O STJ concluiu que a hipótese analisada não se enquadra na lógica de continuidade contratual, mas sim de ruptura da relação jurídica.
4. Jurisprudência correlata
4.1. No âmbito do STJ
- STJ, REsp 1.306.553/MT: reconhece a importância da função social no arrendamento, mas condicionada à legalidade do vínculo.
- STJ, REsp 1.704.520/GO: afirma que a sub-rogação depende de previsão legal expressa.
- STJ, REsp 2.187.412 (caso em análise): delimita a inaplicabilidade da sub-rogação em perda judicial da propriedade.
4.2. No Supremo Tribunal Federal
O Supremo Tribunal Federal possui precedentes relevantes sobre propriedade e função social:
- STF, RE 422.349/RS: reforça a proteção ao direito de propriedade.
- STF, ADI 2.213: afirma que a função social não elimina o núcleo essencial do direito de propriedade.
4.3. Tribunais estaduais
- TJMT (caso de origem): afastou a continuidade do contrato.

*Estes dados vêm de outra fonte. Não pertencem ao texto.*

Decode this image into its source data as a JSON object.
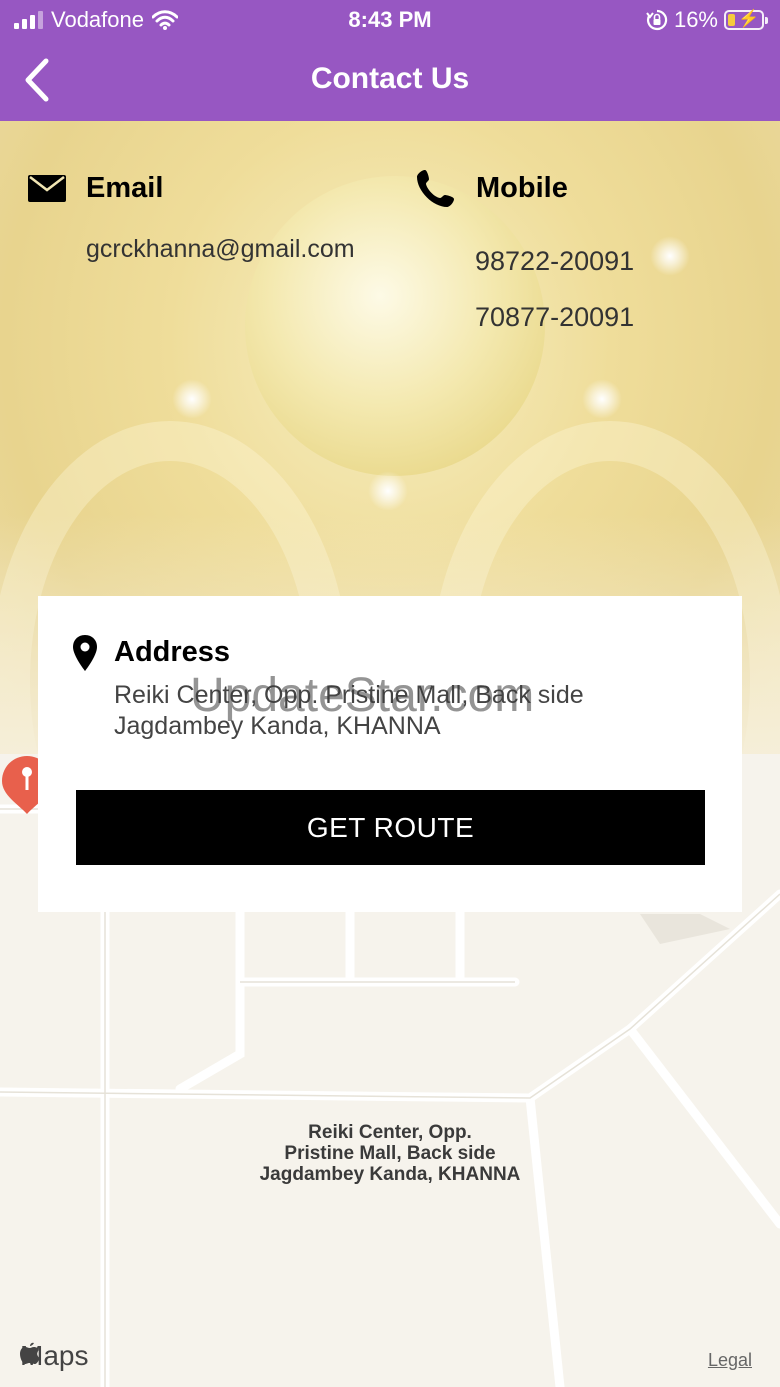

- TJSP, Apelação nº 100XXXX-XX.2019.8.26.0000: admite extinção do arrendamento em hipóteses legais específicas.
5. Doutrina nacional
5.1. Corrente favorável ao entendimento do STJ
Arnaldo Rizzardo sustenta:
“A sub-rogação no direito agrário não é absoluta, devendo respeitar os limites expressamente previstos na legislação.”
Cristiano Chaves de Farias destaca que não se pode impor obrigações a terceiro estranho ao contrato sem base legal.
5.2. Corrente crítica
Paulo Lôbo enfatiza:
“A função social dos contratos agrários exige estabilidade das relações produtivas, devendo-se evitar a ruptura abrupta.”